The death of the I-Car
The news of Apple rolling back its driverless car project reveals the tough terrain that autonomous car manufacturers have to climb
6.7 trillion dollars. The car industry will have a revenue potential of 6.7 trillion dollars by 2030.That was the figure that got the honchos at Apple to consider the impossible. An Apple branded self-driving electric car was always going to be a distant dream. To Apples' credit, it pursued that singular ambition aggressively. In 2014, it launched a Project code-named Titan. Massive resources were deployed, engineers from the automotive industry were hired, design resources were diverted from the company’s incredible design team. Two years later that Project lies dead at arrival.

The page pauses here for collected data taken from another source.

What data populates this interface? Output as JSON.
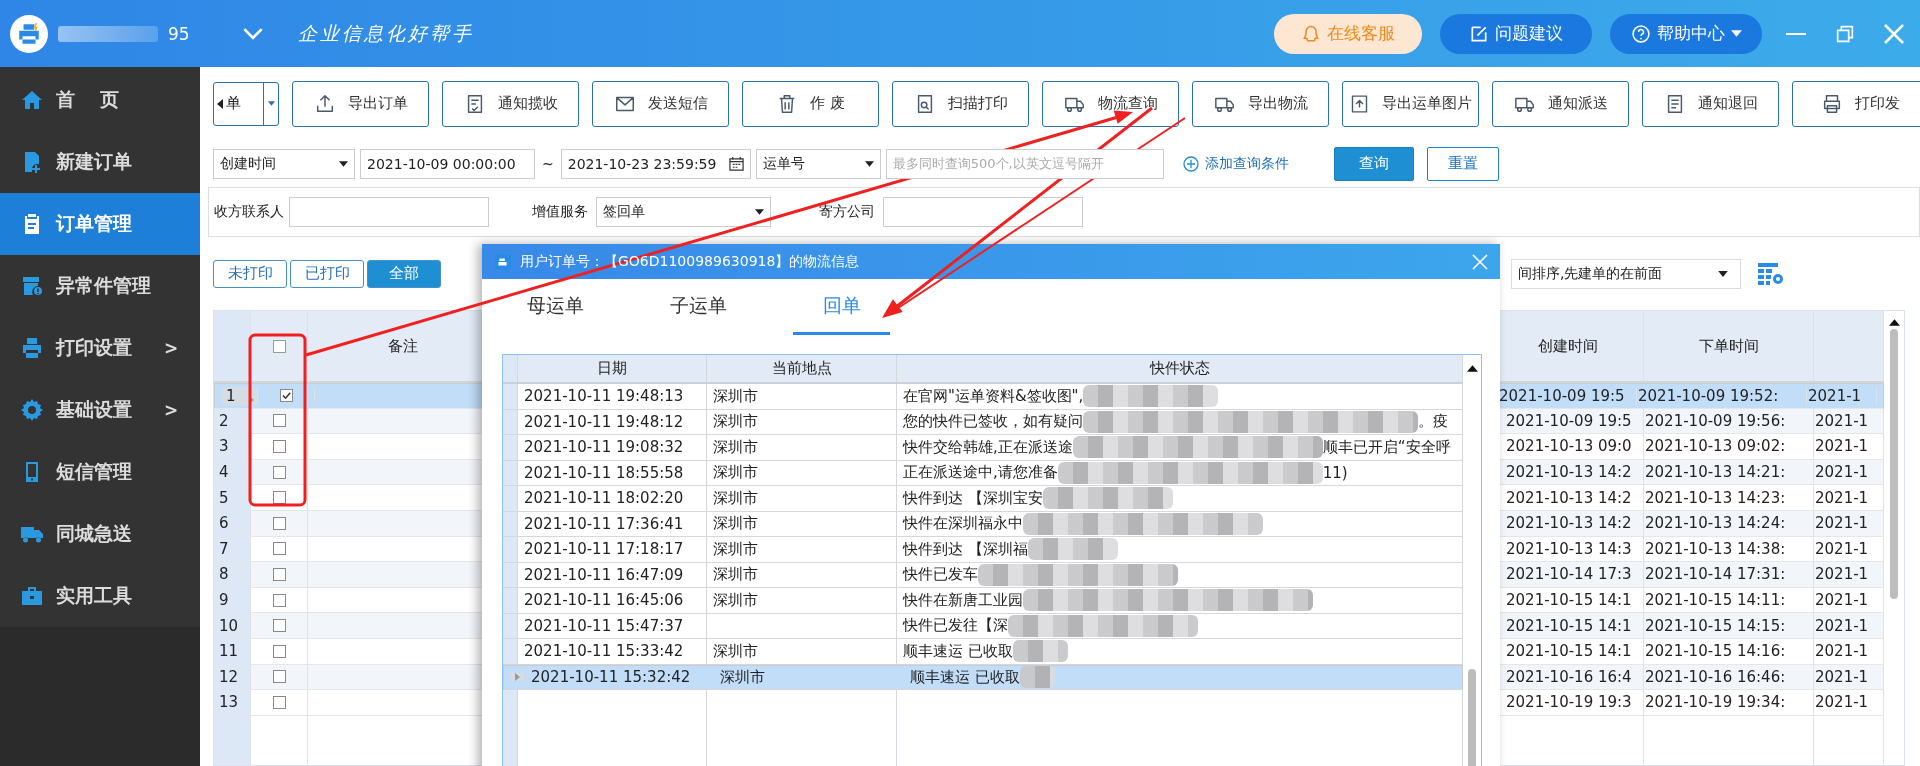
{
  "titlebar": {
    "account_suffix": "95",
    "slogan": "企业信息化好帮手",
    "buttons": [
      {
        "kind": "support",
        "label": "在线客服"
      },
      {
        "kind": "feedback",
        "label": "问题建议"
      },
      {
        "kind": "help",
        "label": "帮助中心"
      }
    ]
  },
  "sidebar": {
    "items": [
      {
        "label": "首 页",
        "selected": false
      },
      {
        "label": "新建订单",
        "selected": false
      },
      {
        "label": "订单管理",
        "selected": true
      },
      {
        "label": "异常件管理",
        "selected": false
      },
      {
        "label": "打印设置",
        "selected": false,
        "submenu_mark": ">"
      },
      {
        "label": "基础设置",
        "selected": false,
        "submenu_mark": ">"
      },
      {
        "label": "短信管理",
        "selected": false
      },
      {
        "label": "同城急送",
        "selected": false
      },
      {
        "label": "实用工具",
        "selected": false
      }
    ]
  },
  "toolbar": {
    "split_button": {
      "label": "单"
    },
    "buttons": [
      "导出订单",
      "通知揽收",
      "发送短信",
      "作 废",
      "扫描打印",
      "物流查询",
      "导出物流",
      "导出运单图片",
      "通知派送",
      "通知退回",
      "打印发"
    ]
  },
  "filters": {
    "date_field": "创建时间",
    "date_from": "2021-10-09 00:00:00",
    "range_separator": "~",
    "date_to": "2021-10-23 23:59:59",
    "search_field": "运单号",
    "search_placeholder": "最多同时查询500个,以英文逗号隔开",
    "add_condition": "添加查询条件",
    "query_button": "查询",
    "reset_button": "重置",
    "receiver_contact_label": "收方联系人",
    "value_added_label": "增值服务",
    "value_added": "签回单",
    "sender_company_label": "寄方公司"
  },
  "print_filter": [
    {
      "label": "未打印",
      "selected": false
    },
    {
      "label": "已打印",
      "selected": false
    },
    {
      "label": "全部",
      "selected": true
    }
  ],
  "sort": {
    "value": "间排序,先建单的在前面"
  },
  "table": {
    "header_checkbox": {
      "checked": false
    },
    "columns": [
      "备注",
      "创建时间",
      "下单时间"
    ],
    "rows": [
      {
        "number": "1",
        "checked": true,
        "selected": true,
        "created": "2021-10-09 19:5",
        "ordered": "2021-10-09 19:52:",
        "column_6": "2021-1"
      },
      {
        "number": "2",
        "checked": false,
        "selected": false,
        "created": "2021-10-09 19:5",
        "ordered": "2021-10-09 19:56:",
        "column_6": "2021-1"
      },
      {
        "number": "3",
        "checked": false,
        "selected": false,
        "created": "2021-10-13 09:0",
        "ordered": "2021-10-13 09:02:",
        "column_6": "2021-1"
      },
      {
        "number": "4",
        "checked": false,
        "selected": false,
        "created": "2021-10-13 14:2",
        "ordered": "2021-10-13 14:21:",
        "column_6": "2021-1"
      },
      {
        "number": "5",
        "checked": false,
        "selected": false,
        "created": "2021-10-13 14:2",
        "ordered": "2021-10-13 14:23:",
        "column_6": "2021-1"
      },
      {
        "number": "6",
        "checked": false,
        "selected": false,
        "created": "2021-10-13 14:2",
        "ordered": "2021-10-13 14:24:",
        "column_6": "2021-1"
      },
      {
        "number": "7",
        "checked": false,
        "selected": false,
        "created": "2021-10-13 14:3",
        "ordered": "2021-10-13 14:38:",
        "column_6": "2021-1"
      },
      {
        "number": "8",
        "checked": false,
        "selected": false,
        "created": "2021-10-14 17:3",
        "ordered": "2021-10-14 17:31:",
        "column_6": "2021-1"
      },
      {
        "number": "9",
        "checked": false,
        "selected": false,
        "created": "2021-10-15 14:1",
        "ordered": "2021-10-15 14:11:",
        "column_6": "2021-1"
      },
      {
        "number": "10",
        "checked": false,
        "selected": false,
        "created": "2021-10-15 14:1",
        "ordered": "2021-10-15 14:15:",
        "column_6": "2021-1"
      },
      {
        "number": "11",
        "checked": false,
        "selected": false,
        "created": "2021-10-15 14:1",
        "ordered": "2021-10-15 14:16:",
        "column_6": "2021-1"
      },
      {
        "number": "12",
        "checked": false,
        "selected": false,
        "created": "2021-10-16 16:4",
        "ordered": "2021-10-16 16:46:",
        "column_6": "2021-1"
      },
      {
        "number": "13",
        "checked": false,
        "selected": false,
        "created": "2021-10-19 19:3",
        "ordered": "2021-10-19 19:34:",
        "column_6": "2021-1"
      }
    ]
  },
  "dialog": {
    "title": "用户订单号：【GO6D1100989630918】的物流信息",
    "tabs": [
      {
        "label": "母运单",
        "selected": false
      },
      {
        "label": "子运单",
        "selected": false
      },
      {
        "label": "回单",
        "selected": true
      }
    ],
    "columns": [
      "日期",
      "当前地点",
      "快件状态"
    ],
    "rows": [
      {
        "date": "2021-10-11 19:48:13",
        "place": "深圳市",
        "status": "在官网\"运单资料&签收图\",",
        "selected": false
      },
      {
        "date": "2021-10-11 19:48:12",
        "place": "深圳市",
        "status": "您的快件已签收，如有疑问",
        "status_tail": "。疫",
        "selected": false
      },
      {
        "date": "2021-10-11 19:08:32",
        "place": "深圳市",
        "status": "快件交给韩雄,正在派送途",
        "status_tail": "顺丰已开启“安全呼",
        "selected": false
      },
      {
        "date": "2021-10-11 18:55:58",
        "place": "深圳市",
        "status": "正在派送途中,请您准备",
        "status_tail": "11)",
        "selected": false
      },
      {
        "date": "2021-10-11 18:02:20",
        "place": "深圳市",
        "status": "快件到达 【深圳宝安",
        "selected": false
      },
      {
        "date": "2021-10-11 17:36:41",
        "place": "深圳市",
        "status": "快件在深圳福永中",
        "selected": false
      },
      {
        "date": "2021-10-11 17:18:17",
        "place": "深圳市",
        "status": "快件到达 【深圳福",
        "selected": false
      },
      {
        "date": "2021-10-11 16:47:09",
        "place": "深圳市",
        "status": "快件已发车",
        "selected": false
      },
      {
        "date": "2021-10-11 16:45:06",
        "place": "深圳市",
        "status": "快件在新唐工业园",
        "selected": false
      },
      {
        "date": "2021-10-11 15:47:37",
        "status": "快件已发往【深",
        "selected": false
      },
      {
        "date": "2021-10-11 15:33:42",
        "place": "深圳市",
        "status": "顺丰速运 已收取",
        "selected": false
      },
      {
        "date": "2021-10-11 15:32:42",
        "place": "深圳市",
        "status": "顺丰速运 已收取",
        "selected": true
      }
    ]
  }
}
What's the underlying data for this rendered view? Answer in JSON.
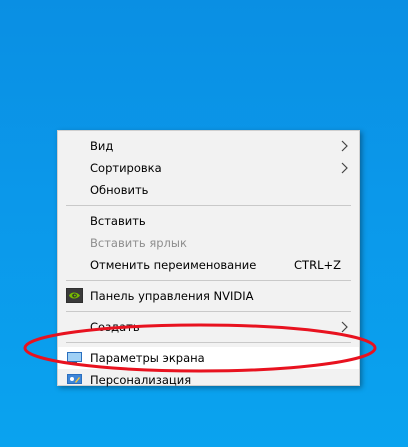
{
  "desktop": {
    "background_color": "#0a98ea"
  },
  "context_menu": {
    "items": [
      {
        "label": "Вид",
        "submenu": true
      },
      {
        "label": "Сортировка",
        "submenu": true
      },
      {
        "label": "Обновить"
      },
      {
        "label": "Вставить"
      },
      {
        "label": "Вставить ярлык",
        "disabled": true
      },
      {
        "label": "Отменить переименование",
        "shortcut": "CTRL+Z"
      },
      {
        "label": "Панель управления NVIDIA",
        "icon": "nvidia-icon"
      },
      {
        "label": "Создать",
        "submenu": true
      },
      {
        "label": "Параметры экрана",
        "icon": "display-settings-icon"
      },
      {
        "label": "Персонализация",
        "icon": "personalization-icon"
      }
    ]
  },
  "annotation": {
    "color": "#e8121f",
    "shape": "ellipse"
  }
}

Apple follows Tesla in discovering that the car industry is not ready for disruption. Yet. The biggest intractable challenge that Apple faced was the mastery of supply chains. Over the course of time the executives at Cupertino realised that building a car with not just sensors and software and displays, but bumpers and axles and engines–was perhaps a bridge too far for a company with zero experience in the automotive industry.
Cars are complex products with hundreds of moving parts. Car owners expect them to work reliably over the years, in every terrain and weather condition possible. These challenges are magnified by the massive scale that is required to turn a profit in the automotive industry. Reports state that the Project Titan leaders have until March next year to prove the feasibility of the endeavour. What that it means is that the end result of millions of dollars of investment could be nothing at all.
Meanwhile industry disruptors like Tesla are discovering that driverless cars are not realistically possible any time soon. Recent reports have cast aspersions over the autopilot mode which was touted as the harbinger of driverless cars. A 53-year-old driver died when his Model S left the road and hit a tree at high speed. The car was running in autopilot mode. The biggest challenge that cars with autonomous capability face is the fact that most of them do not have the ability to avoid lateral collisions. This was the case with the crash in Florida where a model S drove under a truck trailer, killing the driver. Today’s collision avoidance technology, or Automatic Emergency Braking (AEB) is defined as rear-end collision avoidance, and is designed specifically for that. This incident involved a laterally crossing vehicle, which current-generation AEB systems are not designed to actuate upon. The real takeaway from these incidents is that autonomous technology is far from perfect and human drivers need to be cognizant of their surroundings at all times.
This does not mean that autonomous cars are not the future. They are. According to a new study, funded by Google and conducted by the Virginia Tech Transportation Institute, American drivers tend to underreport accidents by a rather drastic margin. Using tools such as data analysis and a telephone survey, the study found that national figures—which are dependent upon accidents disclosed to the police—understate automobile crashes that result in injury by about 25 percent, and accidents that don’t cause injury but result in property damage by 60 percent or more. Using the pre-existing data, Google’s self-driving fleet appears to crash more than regular vehicles—but add in those unreported accidents, and suddenly, the Google cars are statistically safer than the piloted alternative.
Google’s core technology mavens may have realised this early on. From the get go, the emphasis was never on building a Google car but an autonomous driving system perfected to such an extent that driving errors become a thing of the past. What Google and Uber-another player in the driverless car market-have to deal with eventually is the regulatory compliance and liability issues that define the modern automobile industry. Dealing with compliance when you are a phone manufacturer(a safe device) compared to when you are a car manufacturer (an instrument which kills hundreds of thousands each year) is a different ball game altogether. Google and Uber don’t understand liability defense the way traditional car manufacturers do.
Maybe the future of the driverless car will be a Toyota car with an Idriver or a Googlebot. In the future traditional automakers are likely to be making the cars, but the self-driving system may well be purchased from Google or some other company building a blue sky capability.